Switch: How to Change Things When Change Is Hard - Dan Heath, Chip Heath

So this is the first of the books I had to read for my training this summer. I have to say that "Switch" was my favorite just because it really gets down into why change is hard for people and organizations. And it shows how small changes can build into such big successes. I am at an organization right now going through some upheaval since our boss was let go after our employee feedback survey and overall morale dropped over three years. Of course looking back now and after completing my training I can point out where things went wrong. Ignoring feedback from employees, refusing to adjust to others and listen, having "process" improvements every couple of months and not sticking with one approach, etc. It's no wonder I was full of stress and would wake up grinding my teeth. 

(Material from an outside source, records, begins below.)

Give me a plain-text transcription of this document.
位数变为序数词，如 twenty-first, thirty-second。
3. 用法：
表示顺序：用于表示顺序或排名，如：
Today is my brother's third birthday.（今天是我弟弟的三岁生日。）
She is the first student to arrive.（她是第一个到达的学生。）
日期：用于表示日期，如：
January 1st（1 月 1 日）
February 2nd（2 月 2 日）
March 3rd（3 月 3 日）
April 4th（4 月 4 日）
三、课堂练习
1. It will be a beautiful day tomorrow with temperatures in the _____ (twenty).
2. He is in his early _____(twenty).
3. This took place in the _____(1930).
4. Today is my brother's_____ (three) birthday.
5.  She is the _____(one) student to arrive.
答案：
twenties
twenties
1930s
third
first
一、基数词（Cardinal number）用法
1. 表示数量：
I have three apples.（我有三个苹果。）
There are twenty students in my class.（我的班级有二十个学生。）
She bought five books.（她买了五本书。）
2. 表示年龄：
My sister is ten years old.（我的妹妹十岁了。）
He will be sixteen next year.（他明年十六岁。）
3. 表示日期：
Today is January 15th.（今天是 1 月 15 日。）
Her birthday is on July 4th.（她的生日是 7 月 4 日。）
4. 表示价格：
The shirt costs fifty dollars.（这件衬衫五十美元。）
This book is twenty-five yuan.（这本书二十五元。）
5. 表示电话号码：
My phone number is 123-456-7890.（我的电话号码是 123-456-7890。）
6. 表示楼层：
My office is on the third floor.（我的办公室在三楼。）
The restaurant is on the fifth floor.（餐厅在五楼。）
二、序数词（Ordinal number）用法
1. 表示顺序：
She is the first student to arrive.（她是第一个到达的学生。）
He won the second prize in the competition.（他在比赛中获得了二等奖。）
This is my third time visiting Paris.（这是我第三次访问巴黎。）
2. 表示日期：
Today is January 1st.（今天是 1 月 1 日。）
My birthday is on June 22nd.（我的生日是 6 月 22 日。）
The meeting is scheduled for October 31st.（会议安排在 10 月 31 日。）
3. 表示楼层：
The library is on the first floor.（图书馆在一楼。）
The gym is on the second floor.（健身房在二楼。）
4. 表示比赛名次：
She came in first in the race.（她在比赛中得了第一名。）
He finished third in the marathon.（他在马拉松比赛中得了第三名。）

The book really focuses on what is called the elephant, the rider, and the path. And that the elephant for many of us are dealing with emotions. The rider is supposed to be the rational part of yourself. And the path is where you want the elephant to go. Well you would think that it would be pretty easy to steer an elephant right? Nope. It's really hard. In fact it takes a lot to control the elephant so that you can get to the path you want to go.

The Heath's do a great job of putting in a ton of case study work in this book that I found fascinating. My favorite was of the man given a finite amount of time to improve nutrition and pretty much solve hunger in I believe it was Thailand. And then him realizing after studying mothers in some villages how they were able to make sure that their children were fed and not suffering from malnutrition. He had those mothers show the other mothers and from there all of this knowledge was passed on. It seems like such a small thing, but it wasn't.


I have dealt with some employees this past year that I want them to get on the path and I know it's my job to keep control of my elephant so that I don't show frustration or impatience and have to clearly show them why the path in the end will be worth it. It definitely helped me rethink some things and how I interact with others.